Thursday, 2 June 2011


So, while my husband has been away working for the last two weeks, I have been left without my camera. Also because there is only one of me left in the house, my desire to cook has slightly lifted. Momentarily I promise, but none the less I have been living off bachelorette food (slightly more fancy than bachelor food, but still lazy attempts at meal making. For example; bachelor meal: ‘Eggy- in-a-basket’ vs. bachelorette meal: ‘French toast with a sprinkle of nutmeg’, still lazy). All in all there is just nothing really to report on the western front.
Therefore I will skip back a few weeks, gosh, months even, (already?!) and tell you about that little Island that fell off the bottom of Australia. That little crumb of land that is so many times left off maps and logos. That little mouse of a state that looks up quietly whilst all the other states clamber over each other for attention.  Tasmania. That is where a piece of my heart will always stay.

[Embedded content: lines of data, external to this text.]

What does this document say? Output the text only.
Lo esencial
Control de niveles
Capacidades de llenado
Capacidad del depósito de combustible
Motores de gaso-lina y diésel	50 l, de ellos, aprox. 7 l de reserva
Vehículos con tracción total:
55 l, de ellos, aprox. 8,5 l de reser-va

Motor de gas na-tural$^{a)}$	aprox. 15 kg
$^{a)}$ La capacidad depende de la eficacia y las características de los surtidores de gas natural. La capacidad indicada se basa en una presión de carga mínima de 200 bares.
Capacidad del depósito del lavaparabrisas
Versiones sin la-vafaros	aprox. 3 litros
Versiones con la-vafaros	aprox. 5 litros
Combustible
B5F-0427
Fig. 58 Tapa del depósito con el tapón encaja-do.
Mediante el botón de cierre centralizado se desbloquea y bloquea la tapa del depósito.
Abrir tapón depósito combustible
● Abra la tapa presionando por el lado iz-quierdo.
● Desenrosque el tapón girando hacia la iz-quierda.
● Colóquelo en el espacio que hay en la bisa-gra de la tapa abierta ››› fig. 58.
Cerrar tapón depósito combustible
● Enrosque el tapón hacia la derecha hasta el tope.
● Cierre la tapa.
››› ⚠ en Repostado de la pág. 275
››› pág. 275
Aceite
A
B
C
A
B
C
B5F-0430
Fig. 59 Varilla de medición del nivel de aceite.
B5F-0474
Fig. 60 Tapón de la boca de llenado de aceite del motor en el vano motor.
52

Being in Tasmania for a month really set apart of me ablaze, like for a moment, everything was perfect.  It was like being in a fairytale. Being surrounded by hills and mountains again, I can’t explain what I did to me. I almost cried with joy when I hopped off the plane in Launceston.  I was home again. Of course I was on holiday and everything is wistful and dreamy when you are holiday, but in ‘Tassy’, it was more-so.
Oh so much more more-so.
It was while I was in Tasmania that really I understood how much I enjoyed cooking and that I really decided to start this blog. I suppose it was a place filled with inspiration. Everything made you want to cook. but what was it that really sealed the deal you may ask? That really pushed me that little step over the edge? May be it was the long walks through the Lachlan hills, picking blackberries and shoving them into my mouth like a small child would, fingers out, lips clambering over the palm. Perhaps the Salamanca Markets and the crisp juicy apples almost sour with freshness. Or the fact you buy fresh fruit and veg from people's front yards. Was it the fact that berries and apple trees alike grew like weeds on the road side? Or the quaint little cafĂ©’s that knew how to serve a strong pot of tea along side the fresh flavors of local farms? Or perhaps it was the chill of the mountain winds that could freeze you too the bone, but made you appreciate a steaming hot meal when came back home. lavender fields that sold friands, cakes an tea all laced with that distinct purple scent. Wineries in every second back yard or stone cottages littering the countryside or even just plain nostalgia. It could be any of these things.
Actually I think it was ALL these things, but mostly, I think it was the air. Yes, the air in Tasmania made me do it, it just affected my head.